American with gigantism (1837–1919)

Martin Van Buren Bates (November 9, 1837 – January 19, 1919), known as the Kentucky Giant, was an American man famous for his great height. He was 7 ft 9 in tall and weighed 475 lb.

==Youth and growth==
Bates' growth rate jumped at the age of six or seven. At age 12 he was over 6 ft tall and weighed over 200 lb.

==American Civil War==
Bates was attending university in Virginia when the American Civil War broke out. He subsequently joined the 5th Kentucky Infantry Confederate States Army, later becoming a lieutenant and then captain. He was severely wounded in a battle near the Cumberland Gap and was captured and imprisoned at Camp Chase in Ohio, although he later escaped.

==Adulthood and first marriage==

He returned to Kentucky after the war. Before the war, his first occupation was as a schoolteacher. While the circus was on tour in Halifax, Canada, the 7 ft 11 in tall Anna Haining Swan visited. She and Martin soon got to know each other, and were married in 1871. The highly publicized wedding, at St Martin-in-the-Fields in London drew thousands of people trying to attend, due to both the uncommonness of the spectacle and the couple's disarming good nature. Queen Victoria gave Bates an engraved watch, and gave Swan a satin gown and diamond ring.

They moved to Ohio in 1872, settling in Seville in Medina County. On May 19, 1872, Anna gave birth to a daughter, who weighed 18 lb and died at birth. They built a large house to accommodate themselves comfortably. Martin described the next few years in his autobiography:

While in Ohio, I purchased a farm in Seville, Medina County. It consisted of 130 acre of good land. I built a house upon it designed especially for our comfort.
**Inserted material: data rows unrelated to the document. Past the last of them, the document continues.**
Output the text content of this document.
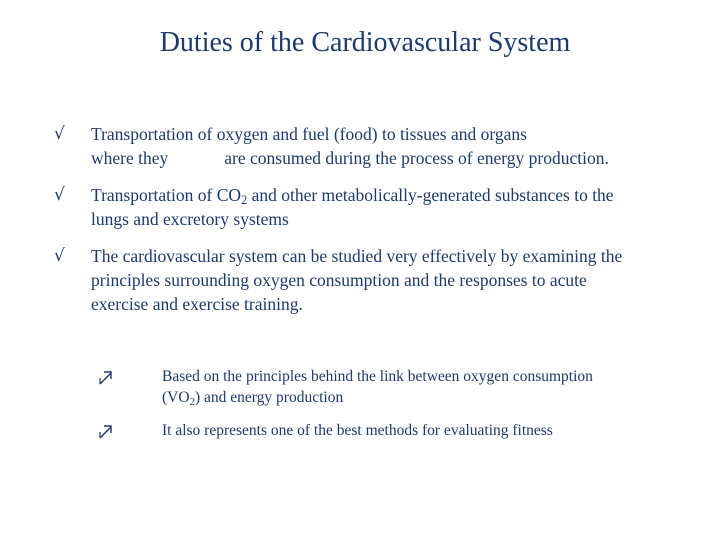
Duties of the Cardiovascular System
√	Transportation of oxygen and fuel (food) to tissues and organs
where they	are consumed during the process of energy production.
√	Transportation of $CO_2$ and other metabolically-generated substances to the
lungs and excretory systems
√	The cardiovascular system can be studied very effectively by examining the
principles surrounding oxygen consumption and the responses to acute
exercise and exercise training.
Based on the principles behind the link between oxygen consumption
$(VO_2)$ and energy production
It also represents one of the best methods for evaluating fitness
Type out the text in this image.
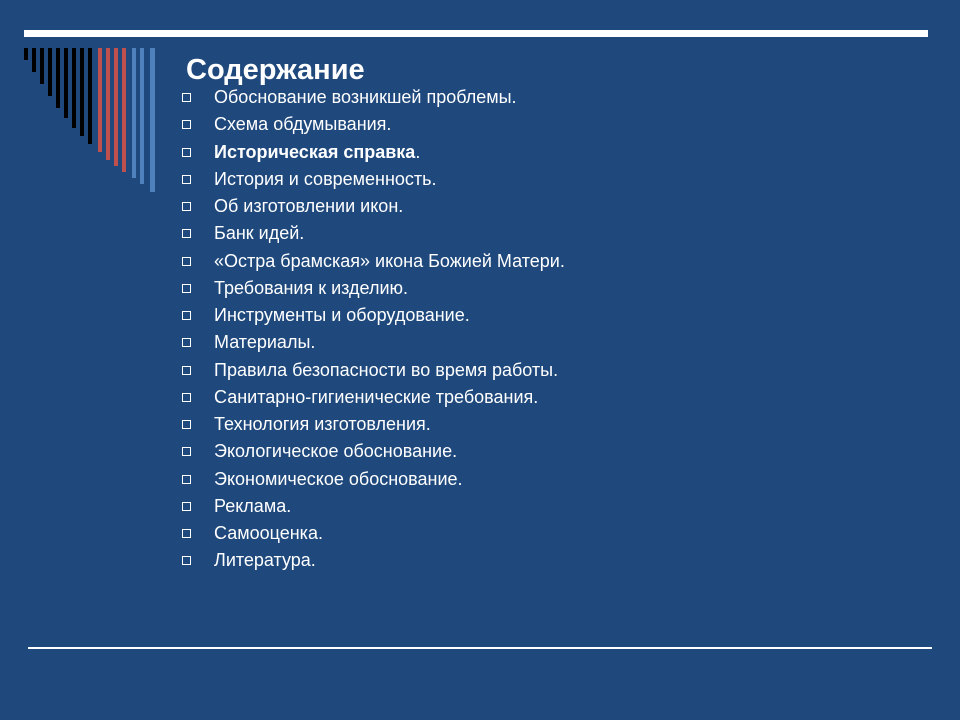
Содержание
Обоснование возникшей проблемы.
Схема обдумывания.
Историческая справка.
История и современность.
Об изготовлении икон.
Банк идей.
«Остра брамская» икона Божией Матери.
Требования к изделию.
Инструменты и оборудование.
Материалы.
Правила безопасности во время работы.
Санитарно-гигиенические требования.
Технология изготовления.
Экологическое обоснование.
Экономическое обоснование.
Реклама.
Самооценка.
Литература.
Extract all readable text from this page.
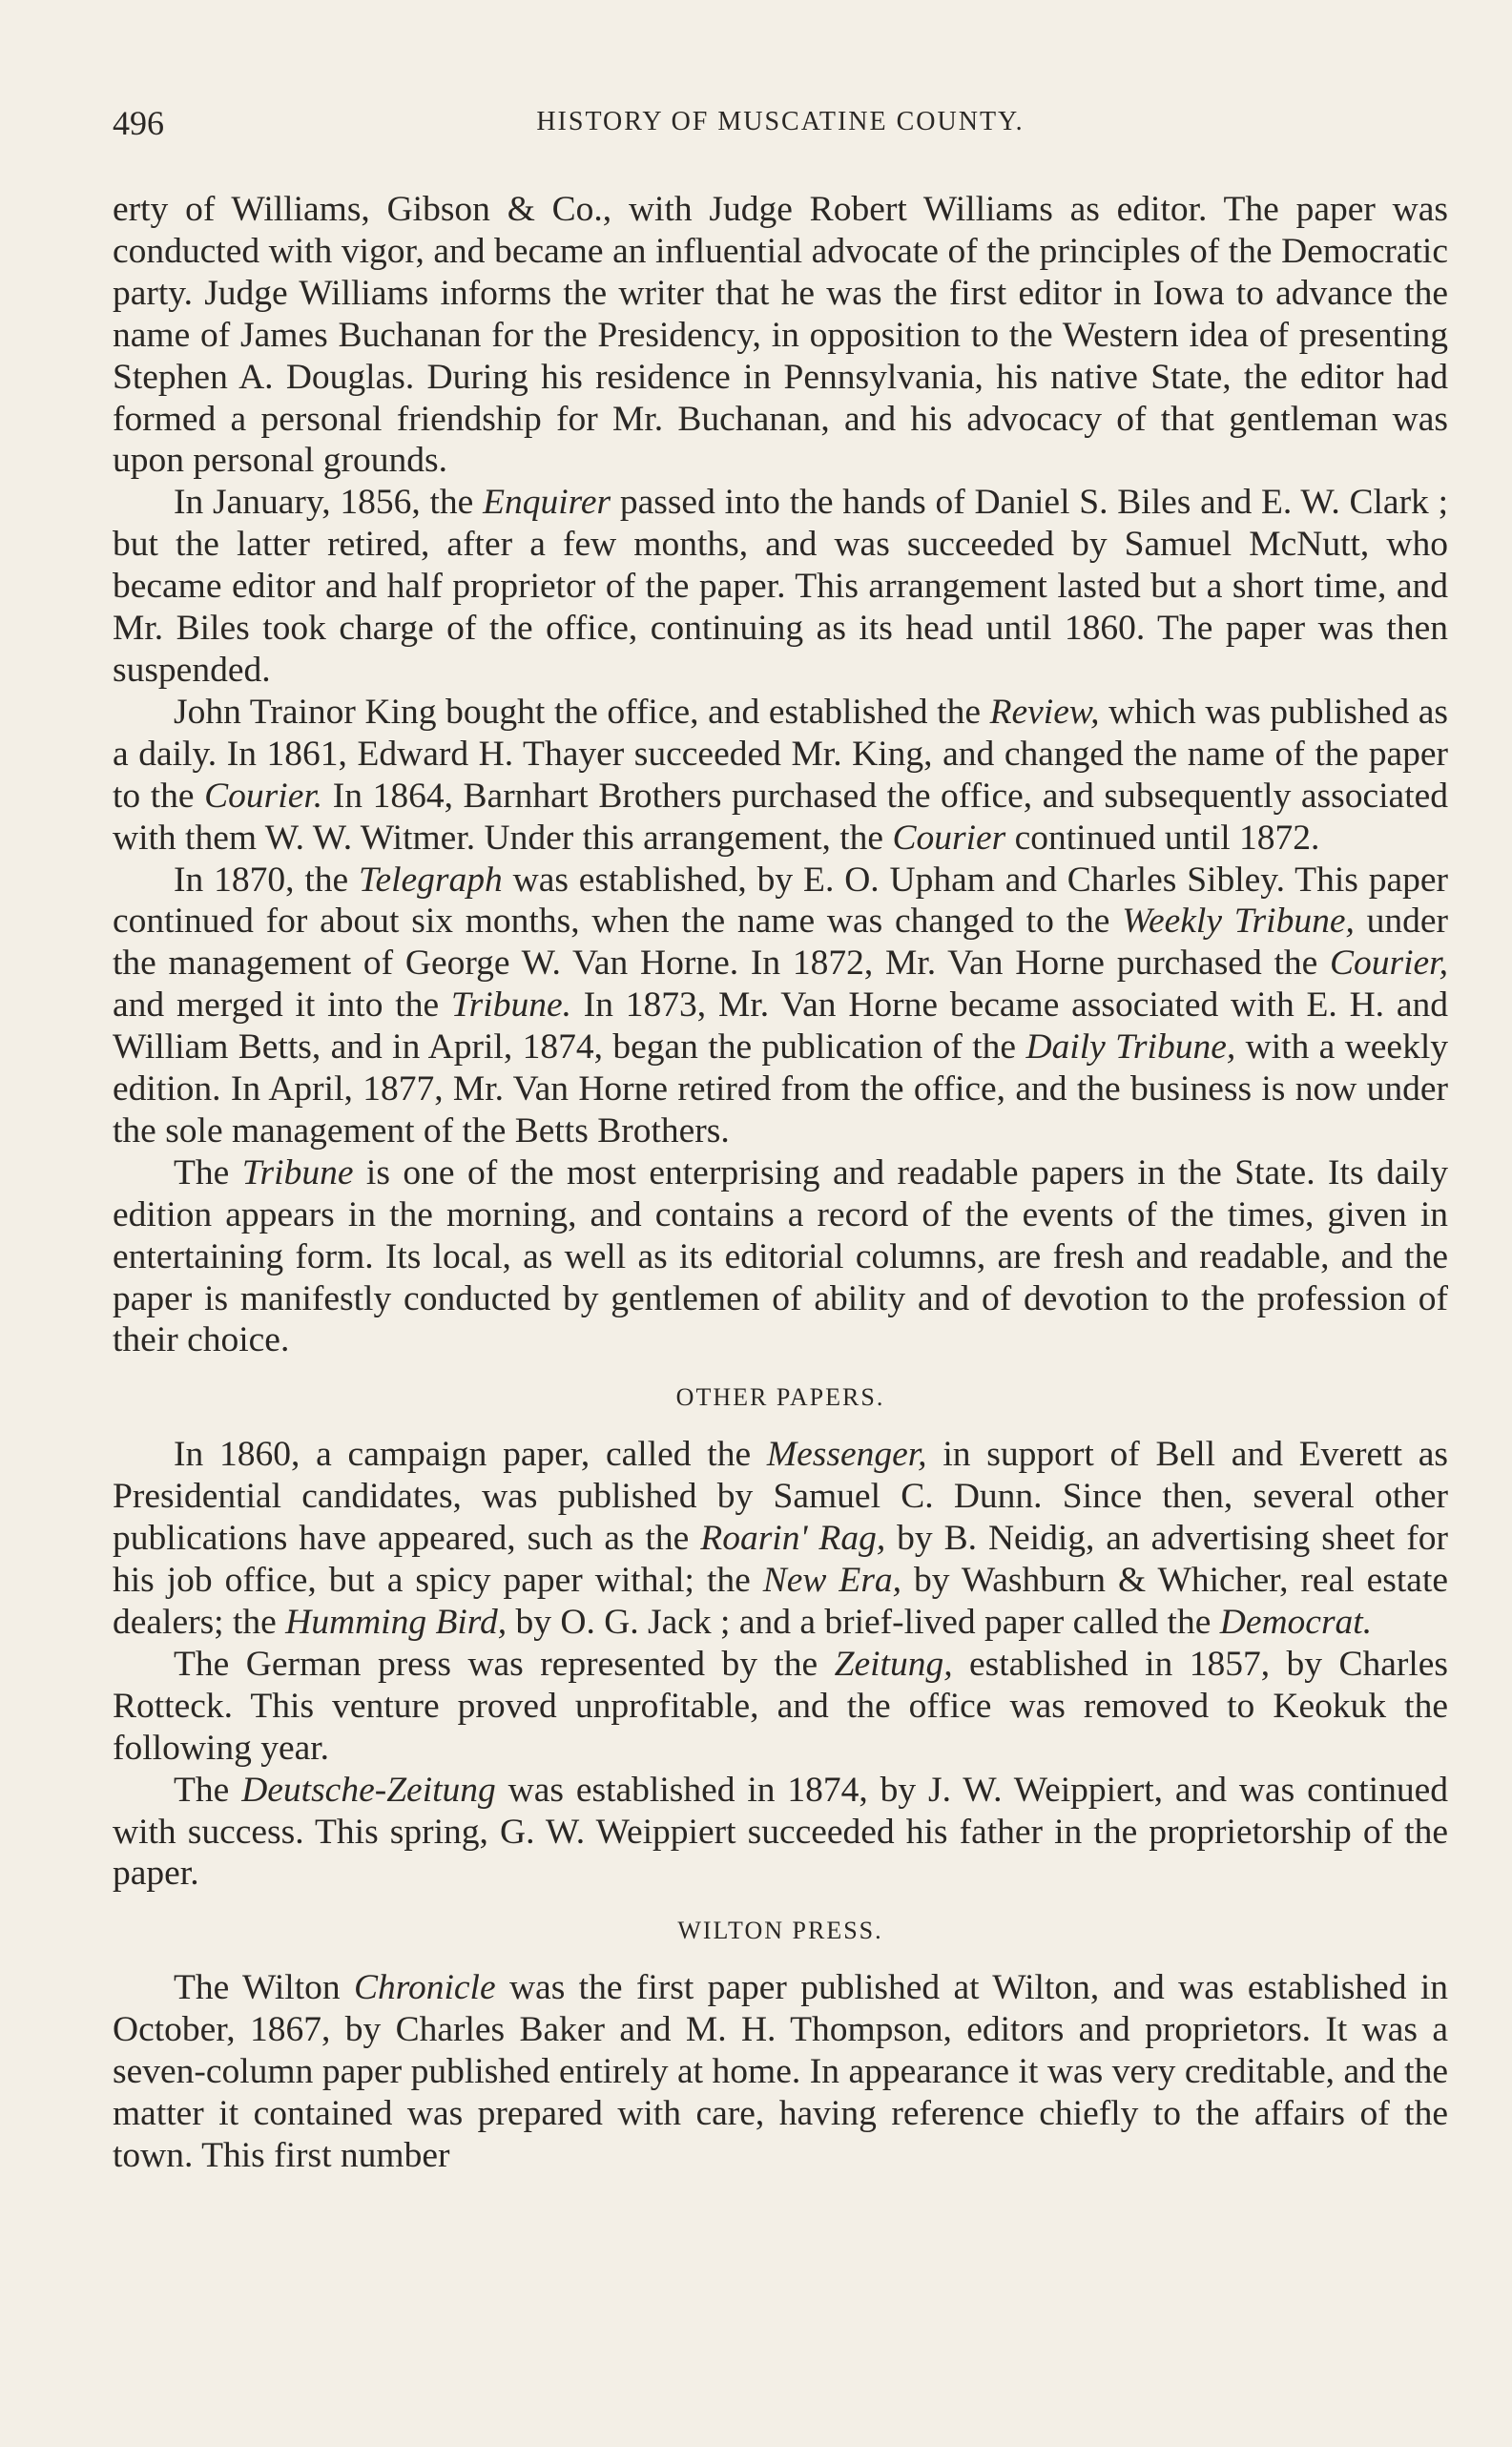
496	HISTORY OF MUSCATINE COUNTY.

erty of Williams, Gibson & Co., with Judge Robert Williams as editor. The paper was conducted with vigor, and became an influential advocate of the principles of the Democratic party. Judge Williams informs the writer that he was the first editor in Iowa to advance the name of James Buchanan for the Presidency, in opposition to the Western idea of presenting Stephen A. Douglas. During his residence in Pennsylvania, his native State, the editor had formed a personal friendship for Mr. Buchanan, and his advocacy of that gentleman was upon personal grounds.

In January, 1856, the Enquirer passed into the hands of Daniel S. Biles and E. W. Clark ; but the latter retired, after a few months, and was succeeded by Samuel McNutt, who became editor and half proprietor of the paper. This arrangement lasted but a short time, and Mr. Biles took charge of the office, continuing as its head until 1860. The paper was then suspended.

John Trainor King bought the office, and established the Review, which was published as a daily. In 1861, Edward H. Thayer succeeded Mr. King, and changed the name of the paper to the Courier. In 1864, Barnhart Brothers purchased the office, and subsequently associated with them W. W. Witmer. Under this arrangement, the Courier continued until 1872.

In 1870, the Telegraph was established, by E. O. Upham and Charles Sibley. This paper continued for about six months, when the name was changed to the Weekly Tribune, under the management of George W. Van Horne. In 1872, Mr. Van Horne purchased the Courier, and merged it into the Tribune. In 1873, Mr. Van Horne became associated with E. H. and William Betts, and in April, 1874, began the publication of the Daily Tribune, with a weekly edition. In April, 1877, Mr. Van Horne retired from the office, and the business is now under the sole management of the Betts Brothers.

The Tribune is one of the most enterprising and readable papers in the State. Its daily edition appears in the morning, and contains a record of the events of the times, given in entertaining form. Its local, as well as its editorial columns, are fresh and readable, and the paper is manifestly conducted by gentlemen of ability and of devotion to the profession of their choice.

OTHER PAPERS.

In 1860, a campaign paper, called the Messenger, in support of Bell and Everett as Presidential candidates, was published by Samuel C. Dunn. Since then, several other publications have appeared, such as the Roarin' Rag, by B. Neidig, an advertising sheet for his job office, but a spicy paper withal; the New Era, by Washburn & Whicher, real estate dealers; the Humming Bird, by O. G. Jack ; and a brief-lived paper called the Democrat.

The German press was represented by the Zeitung, established in 1857, by Charles Rotteck. This venture proved unprofitable, and the office was removed to Keokuk the following year.

The Deutsche-Zeitung was established in 1874, by J. W. Weippiert, and was continued with success. This spring, G. W. Weippiert succeeded his father in the proprietorship of the paper.

WILTON PRESS.

The Wilton Chronicle was the first paper published at Wilton, and was established in October, 1867, by Charles Baker and M. H. Thompson, editors and proprietors. It was a seven-column paper published entirely at home. In appearance it was very creditable, and the matter it contained was prepared with care, having reference chiefly to the affairs of the town. This first number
The furniture was all built to order and to see our guests make use of it recalls most forcibly the good Dean Swift's traveler in the land of Brobdingnag.

I had determined to become a farmer, so I stocked my farm with the best breeds of cattle, most of them being short horns. My draught horses are of the Norman breed.

My rest was not to last long, for the solicitations of managers, I consented to again travel. The seasons of 1878, 1879 and 1880 found us leading attractions of the W. W. Cole circus.

While we have during these years been blessed with many things, affliction again visited us in the loss of a boy, born on the 15th day of January 1879. He was 28 in tall and weighed 23 lb and was perfect in every respect.

==Final years==
Anna Bates died on August 5, 1888. Martin ordered a statue of her from Europe for her grave, sold the oversized house, and moved into the town. In 1889 he remarried, this time to a woman of typical stature, Annette LaVonne Weatherby, and lived a mostly peaceful life until his death in 1919 of nephritis. He was buried beside his first wife and their son in Seville. He is one of the tallest known people to live to at least 80 years.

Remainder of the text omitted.